U32A-03:
EnviroAtlas: A Spatially Explicit Tool Combining Climate Change Scenarios with Ecosystem Services Indicators

Wednesday, 17 December 2014: 11:00 AM
Anne Carolyn Neale, Brian R Pickard, Mehaffey Megan and Jeremy Baynes, Environmental Protection Agency Research Triangle Park, Research Triangle Park, NC, United States
Abstract:
While discussions of global climate change tend to center on greenhouse gases and sea level
rise, other factors, such as technological developments, land and energy use, economics, and population
growth all play a critical role in understanding climate change. There is increasing urgency for methods
to forecast how different sectors, in particular ecosystems and the goods and services they provide, may
be altered as a result of climate change. However, due to their complexity, it is difficult to assess these
ecosystem services at a single point in space or time, as they may be influenced by surrounding and
distant patterns of land use and biophysical attributes in addition to climate change.
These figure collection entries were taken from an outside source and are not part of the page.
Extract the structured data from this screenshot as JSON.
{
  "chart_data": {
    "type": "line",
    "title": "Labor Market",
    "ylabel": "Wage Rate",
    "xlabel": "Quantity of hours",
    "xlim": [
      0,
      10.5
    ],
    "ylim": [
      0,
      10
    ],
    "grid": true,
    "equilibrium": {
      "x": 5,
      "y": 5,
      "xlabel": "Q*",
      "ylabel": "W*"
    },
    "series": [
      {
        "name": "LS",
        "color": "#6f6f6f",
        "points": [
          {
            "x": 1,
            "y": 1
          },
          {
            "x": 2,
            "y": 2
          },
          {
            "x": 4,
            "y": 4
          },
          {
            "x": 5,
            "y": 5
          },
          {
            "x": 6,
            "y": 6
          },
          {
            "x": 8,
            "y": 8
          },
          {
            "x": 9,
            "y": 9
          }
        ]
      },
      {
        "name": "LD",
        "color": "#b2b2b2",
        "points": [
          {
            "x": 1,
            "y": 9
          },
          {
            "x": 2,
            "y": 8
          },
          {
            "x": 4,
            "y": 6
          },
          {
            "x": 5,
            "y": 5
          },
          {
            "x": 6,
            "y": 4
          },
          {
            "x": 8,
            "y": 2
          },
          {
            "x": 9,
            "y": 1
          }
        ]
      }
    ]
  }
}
In order to make
meaningful conservation and adaptation choices, specific ecosystem components must be viewed in
relation to future climate information. The US Environmental Protection Agency and its partners, have
developed EnviroAtlas, a web‐based geospatial tool that allows users to interact with climate change
modeling information while simultaneously providing a range of information and data on different
ecosystem goods and services. This can be a useful platform for inquiry about the supply, demand, or
benefits provided by a specific ecosystem service, and to understand the potential impacts to that
ecosystem service due to our changing climate. Housing a variety of data in one publicly available tool
encourages users to think in new, trans‐disciplinary ways that focus on the relationships between
ecosystem services and climate change impacts. By combining many fields of research through this easyto‐
use interface, the result is a novel tool that is spatially and temporally explicit and enables better
decision making across multiple sectors. This talk will illustrate how the information presented in
EnviroAtlas can be used in research.